Erosion of support would not be surprising, given the way that the case for the invasion is crumbling. What antiwar critics insisted before the war has been confirmed at every turn. Within the course of one week in January, the Bush administration had to face the following:

• David Kay resigned after his inspection team, with nine months to search and a budget of $600 million, failed to turn up any Iraqi weapons of mass destruction (New York Times, January 8).

• The Army War College’s Strategic Studies Institute issued a sharply critical report stating that the war on Iraq was a distraction from America’s real security interests and that it had brought the U.S. Army “near the breaking point” (Washington Post, January 13).

• The Washington Post published an extensive front-page report headlined “Iraq’s Arsenal Was Only on Paper.” Since the first gulf war, illegal weapons “never got past the planning stage” (January 7).

• A study was released by the Carnegie Endowment for International Peace stating that “administration officials systematically misrepresented the threat from Iraq’s WMD and ballistic missile program” by treating possibilities as fact and “misrepresenting inspectors’ findings in ways that turned threats from minor to dire” (Boston Globe, January 9).

• George Bush’s former Treasury Secretary Paul O’Neill revealed that the president took office fully intending to invade Iraq. In January and February of 2001, at the first meetings of the National Security Council, Bush asked his advisors to find a pretext (CBS News interview, January 11).
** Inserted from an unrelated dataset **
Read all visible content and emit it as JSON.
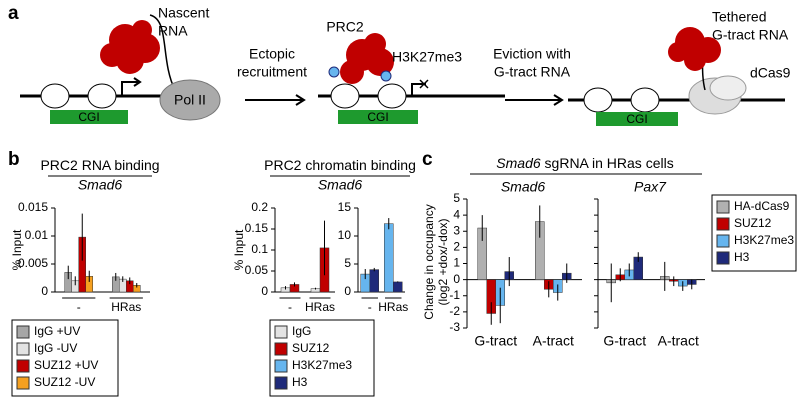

The O’Neill revelations are the most serious. Invading another country without provocation and without legitimate authority (in this case, explicit authorization from the UN Security Council) is the textbook definition of aggressive war, violating both international law and the historic just-war tradition. According to the Nuremberg Tribunal, a war of aggression is “the supreme international crime, differing only from other war crimes in that it contains within itself the accumulated evil of the whole” (Judgment of the International Military Tribunal, Nuremberg, September 30-October 1, 1946).

Whether America’s churches can rise to the occasion of moral responsibility in our current crisis is a matter of utmost urgency. If the fog of war is not soon lifted from our hearts and minds, we might expect to face additional wars that are equally grievous and illegitimate.